Nous descendons de notre observatoire pour tâcher d’assister à la revue : mais la circulation est impossible, jamais Strasbourg n’a vu autant de monde. La place de Broglie est encore barrée, la queue du défilé y passe précisément, et nous pouvons voir de plus près les figurants du spectacle que, du haut de notre toit, nous n’avions vu qu’à vol d’oiseau.

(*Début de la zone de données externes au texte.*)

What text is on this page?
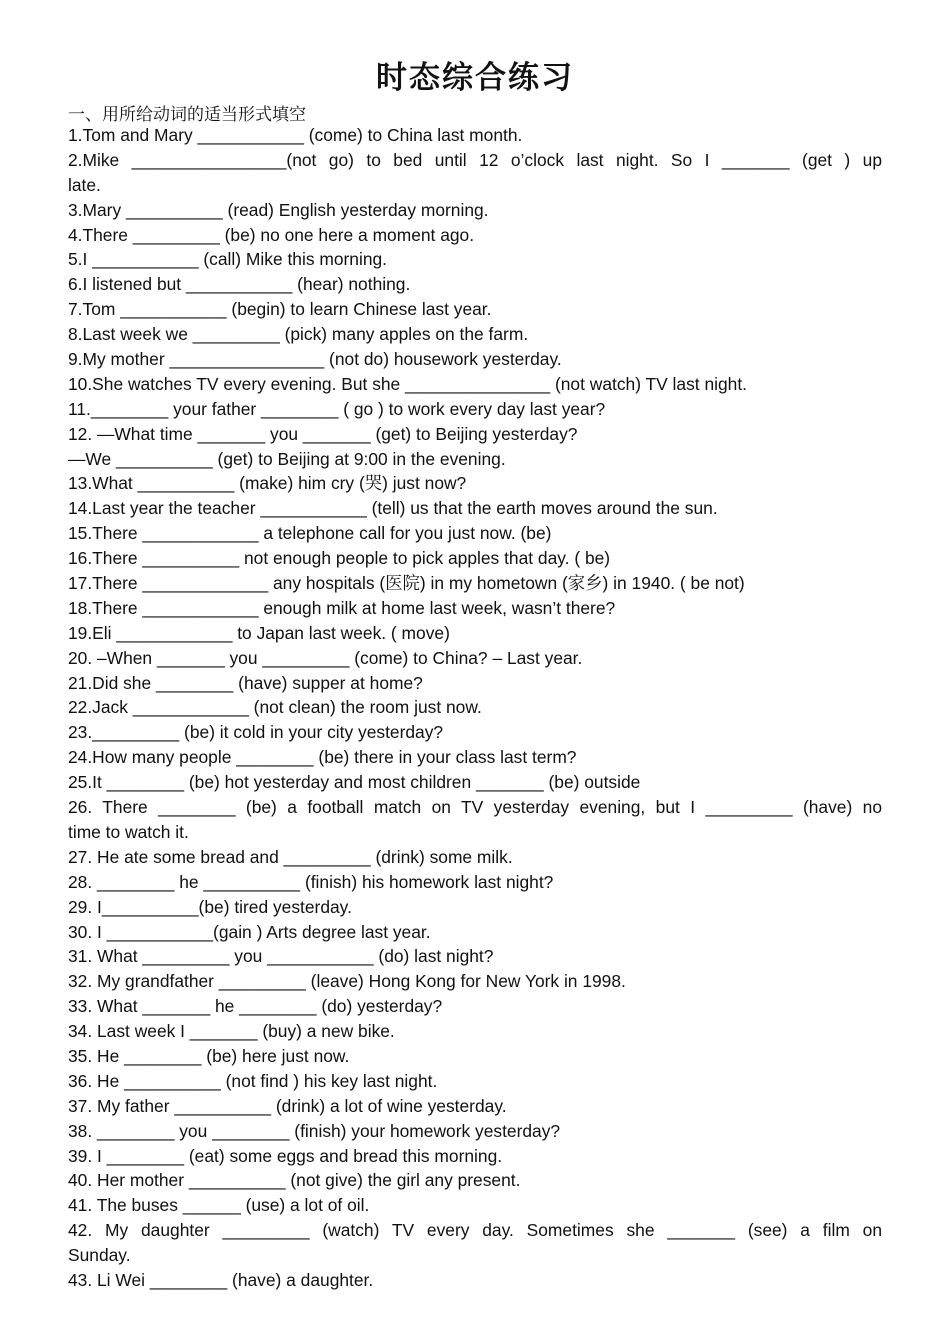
时态综合练习
一、用所给动词的适当形式填空
1.Tom and Mary ___________ (come) to China last month.
2.Mike ________________(not go) to bed until 12 o’clock last night. So I _______ (get ) up
late.
3.Mary __________ (read) English yesterday morning.
4.There _________ (be) no one here a moment ago.
5.I ___________ (call) Mike this morning.
6.I listened but ___________ (hear) nothing.
7.Tom ___________ (begin) to learn Chinese last year.
8.Last week we _________ (pick) many apples on the farm.
9.My mother ________________ (not do) housework yesterday.
10.She watches TV every evening. But she _______________ (not watch) TV last night.
11.________ your father ________ ( go ) to work every day last year?
12. —What time _______ you _______ (get) to Beijing yesterday?
—We __________ (get) to Beijing at 9:00 in the evening.
13.What __________ (make) him cry (哭) just now?
14.Last year the teacher ___________ (tell) us that the earth moves around the sun.
15.There ____________ a telephone call for you just now. (be)
16.There __________ not enough people to pick apples that day. ( be)
17.There _____________ any hospitals (医院) in my hometown (家乡) in 1940. ( be not)
18.There ____________ enough milk at home last week, wasn’t there?
19.Eli ____________ to Japan last week. ( move)
20. –When _______ you _________ (come) to China? – Last year.
21.Did she ________ (have) supper at home?
22.Jack ____________ (not clean) the room just now.
23._________ (be) it cold in your city yesterday?
24.How many people ________ (be) there in your class last term?
25.It ________ (be) hot yesterday and most children _______ (be) outside
26. There ________ (be) a football match on TV yesterday evening, but I _________ (have) no
time to watch it.
27. He ate some bread and _________ (drink) some milk.
28. ________ he __________ (finish) his homework last night?
29. I__________(be) tired yesterday.
30. I ___________(gain ) Arts degree last year.
31. What _________ you ___________ (do) last night?
32. My grandfather _________ (leave) Hong Kong for New York in 1998.
33. What _______ he ________ (do) yesterday?
34. Last week I _______ (buy) a new bike.
35. He ________ (be) here just now.
36. He __________ (not find ) his key last night.
37. My father __________ (drink) a lot of wine yesterday.
38. ________ you ________ (finish) your homework yesterday?
39. I ________ (eat) some eggs and bread this morning.
40. Her mother __________ (not give) the girl any present.
41. The buses ______ (use) a lot of oil.
42. My daughter _________ (watch) TV every day. Sometimes she _______ (see) a film on
Sunday.
43. Li Wei ________ (have) a daughter.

… Nous emboîtons le pas derrière un peloton de hussards qui se dirige vers la cathédrale où doit se rendre le maréchal. Nous voyons en effet le chapitre réuni à l’entrée de la nef principale. On attend un bon moment, et j’ai le loisir d’observer. Dans la foule, beaucoup de militaires français, anglais, américains. Les chanoines se tiennent immobiles comme des statues : les évêques sont absents. M. le chanoine M. s’est placé au milieu, l’air très ému : c’est évidemment lui qui fera l’allocution. Enfin, le maréchal, escorté de généraux, fait son entrée et répond par quelques mots aux paroles de bienvenue. Parmi les personnes de son entourage, j’entends désigner par la foule les généraux de Castelnau, Gouraud et nombre d’autres. Ils avancent à travers la nef. Derrière, se presse une foule de nos amis, tous en costume de cérémonie ; parmi eux, les martyrs de la cause et ceux qui tiennent à passer pour tels, puis des notabilités de la presse parisienne. Je reconnais Maurice Barrès et bien d’autres.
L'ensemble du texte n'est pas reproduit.